As I’m writing this on Mother’s Day, I picked two entries which have women and children as their theme, Don’t worry, though; there isn’t a soppy greetings card in sight!
She sat beside the incubator, watching her baby. On her rounds the doctor spoke reassuringly. ‘I know all the equipment looks scary, but he’s responding well to treatment’. ‘Don’t worry, he’s doing great. Not long now and he’ll be off the ventilator.’ ‘Why don’t you have a break, you look tired? He’s fine.’
It didn’t seem to help. Each day she sat staring intently at the baby. He grew stronger, his skin losing its premature redness, his hair turning dark and curly. At last the doctor could say, ‘I’ve got good news for you. He’ll be moving out of intensive care tomorrow, so not too long before he comes home.’ She was sure there was still something bothering her. ‘Is there anything you want to ask me?’
Her blue eyes brimmed with tears. ‘Just tell me, doctor, I have to know. Is my baby black or white?’
Gwen, of the church teas fame. Gwen, secretary of the W.I. Gwen, the quiz team leader. Gwen, staunch supporter and founder member of the Book Club. Gwen, volunteer at the local history group. Gwen, from the village hall committee, Gwen, found to be propping up the bar every Friday evening in the village pub. Gwen, the “I’m a sort of nurse” care assistant. Gwen, first on the scene when the curly haired boy was flung out of the stolen MX5 roadster on the sharp corner by the stony village green.
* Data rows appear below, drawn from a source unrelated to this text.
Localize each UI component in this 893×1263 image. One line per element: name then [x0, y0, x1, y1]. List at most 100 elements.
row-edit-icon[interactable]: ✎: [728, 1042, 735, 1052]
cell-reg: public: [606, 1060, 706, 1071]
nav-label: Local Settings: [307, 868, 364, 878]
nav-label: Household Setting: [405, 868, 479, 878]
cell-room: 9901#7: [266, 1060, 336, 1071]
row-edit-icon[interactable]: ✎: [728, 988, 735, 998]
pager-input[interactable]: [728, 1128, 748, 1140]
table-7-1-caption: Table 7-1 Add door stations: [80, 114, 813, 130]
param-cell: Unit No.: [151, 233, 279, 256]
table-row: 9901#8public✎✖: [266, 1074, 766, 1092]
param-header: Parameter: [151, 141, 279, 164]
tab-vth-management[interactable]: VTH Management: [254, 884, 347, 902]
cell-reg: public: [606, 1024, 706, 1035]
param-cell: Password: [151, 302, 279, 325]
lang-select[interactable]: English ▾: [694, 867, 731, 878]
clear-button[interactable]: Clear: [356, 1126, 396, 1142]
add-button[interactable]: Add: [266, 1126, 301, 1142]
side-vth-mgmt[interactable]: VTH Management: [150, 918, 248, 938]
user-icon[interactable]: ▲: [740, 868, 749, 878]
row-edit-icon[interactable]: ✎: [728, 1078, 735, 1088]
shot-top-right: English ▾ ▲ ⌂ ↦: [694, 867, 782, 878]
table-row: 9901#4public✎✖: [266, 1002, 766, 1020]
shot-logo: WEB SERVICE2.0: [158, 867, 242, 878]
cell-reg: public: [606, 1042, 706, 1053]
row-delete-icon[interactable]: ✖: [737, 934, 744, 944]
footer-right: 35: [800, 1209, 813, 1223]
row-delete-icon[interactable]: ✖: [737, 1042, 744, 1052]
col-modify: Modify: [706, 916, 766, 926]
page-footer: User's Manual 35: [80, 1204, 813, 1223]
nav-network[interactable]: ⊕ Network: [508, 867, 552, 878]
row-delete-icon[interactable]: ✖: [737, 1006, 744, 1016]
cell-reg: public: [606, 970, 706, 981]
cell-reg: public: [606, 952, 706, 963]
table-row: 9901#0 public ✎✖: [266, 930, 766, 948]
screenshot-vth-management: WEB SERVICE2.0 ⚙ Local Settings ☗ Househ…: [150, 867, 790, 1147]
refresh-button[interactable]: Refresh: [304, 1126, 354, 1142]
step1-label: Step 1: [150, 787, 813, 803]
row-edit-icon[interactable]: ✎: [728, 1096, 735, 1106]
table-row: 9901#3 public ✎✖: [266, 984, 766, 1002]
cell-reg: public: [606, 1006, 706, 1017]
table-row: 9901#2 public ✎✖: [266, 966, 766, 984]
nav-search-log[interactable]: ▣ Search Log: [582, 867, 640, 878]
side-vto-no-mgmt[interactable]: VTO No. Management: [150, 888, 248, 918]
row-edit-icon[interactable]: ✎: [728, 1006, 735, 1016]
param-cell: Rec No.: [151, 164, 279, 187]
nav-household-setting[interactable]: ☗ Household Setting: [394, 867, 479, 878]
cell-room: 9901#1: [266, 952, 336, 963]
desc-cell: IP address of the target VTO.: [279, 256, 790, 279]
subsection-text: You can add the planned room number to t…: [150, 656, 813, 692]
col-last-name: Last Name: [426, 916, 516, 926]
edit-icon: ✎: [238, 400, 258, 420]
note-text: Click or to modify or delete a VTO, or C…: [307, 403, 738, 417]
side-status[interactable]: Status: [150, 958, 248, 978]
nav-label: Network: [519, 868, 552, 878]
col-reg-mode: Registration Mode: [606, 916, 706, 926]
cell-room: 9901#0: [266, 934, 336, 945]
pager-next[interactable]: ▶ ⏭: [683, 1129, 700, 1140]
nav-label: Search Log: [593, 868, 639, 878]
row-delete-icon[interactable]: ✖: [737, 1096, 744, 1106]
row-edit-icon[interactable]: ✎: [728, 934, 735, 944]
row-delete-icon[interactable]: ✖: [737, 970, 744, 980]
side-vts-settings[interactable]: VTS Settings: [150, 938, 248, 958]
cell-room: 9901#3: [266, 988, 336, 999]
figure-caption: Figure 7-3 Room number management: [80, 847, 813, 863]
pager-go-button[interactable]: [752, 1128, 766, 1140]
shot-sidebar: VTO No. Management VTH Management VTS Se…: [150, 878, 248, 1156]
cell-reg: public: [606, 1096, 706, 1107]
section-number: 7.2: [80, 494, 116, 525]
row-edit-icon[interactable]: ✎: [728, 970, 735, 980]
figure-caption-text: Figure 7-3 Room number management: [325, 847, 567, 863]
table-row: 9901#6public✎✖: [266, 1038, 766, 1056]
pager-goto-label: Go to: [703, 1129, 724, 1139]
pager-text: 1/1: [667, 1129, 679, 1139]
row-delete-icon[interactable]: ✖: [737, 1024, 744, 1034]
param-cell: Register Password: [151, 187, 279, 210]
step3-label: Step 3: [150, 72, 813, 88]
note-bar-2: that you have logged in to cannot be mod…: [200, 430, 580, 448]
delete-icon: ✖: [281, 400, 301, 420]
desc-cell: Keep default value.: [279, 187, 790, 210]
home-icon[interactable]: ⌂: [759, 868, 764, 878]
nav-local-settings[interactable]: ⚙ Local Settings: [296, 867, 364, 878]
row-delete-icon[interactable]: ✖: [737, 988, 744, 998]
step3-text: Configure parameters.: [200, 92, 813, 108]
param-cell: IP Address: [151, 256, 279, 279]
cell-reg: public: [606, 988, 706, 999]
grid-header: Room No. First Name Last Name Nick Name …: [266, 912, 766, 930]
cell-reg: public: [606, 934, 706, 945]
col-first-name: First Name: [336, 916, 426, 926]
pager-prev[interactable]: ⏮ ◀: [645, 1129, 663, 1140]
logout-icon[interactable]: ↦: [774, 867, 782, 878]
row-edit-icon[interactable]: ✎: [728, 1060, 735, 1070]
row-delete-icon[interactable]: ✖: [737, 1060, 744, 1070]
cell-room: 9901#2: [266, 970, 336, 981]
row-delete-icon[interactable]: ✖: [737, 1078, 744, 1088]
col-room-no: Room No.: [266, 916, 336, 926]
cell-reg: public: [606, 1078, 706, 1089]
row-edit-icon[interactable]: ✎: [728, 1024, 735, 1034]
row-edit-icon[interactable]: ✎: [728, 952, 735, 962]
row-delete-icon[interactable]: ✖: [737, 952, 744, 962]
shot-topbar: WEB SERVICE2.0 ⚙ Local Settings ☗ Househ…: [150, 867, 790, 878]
“Move out of the way” she bellowed as others came running when the raucous car horn, blaring in the ‘on’ position, drew them from their tiny cottages.
“I said move”. She was more than forceful as she elbowed the elderly man aside.
He sighed gently. “I think it’s you who needs to move. I’m a Doctor”.
Gwen giving safety advice to the small crowd. Gwen, calling for an ambulance, taking responsibility for finding the young lad. Gwen, waiting to be interviewed by the local press. Gwen, who had only lived in the village for two years. The Doctor, still kneeling, laid a jacket over the boy’s head. Change was fast.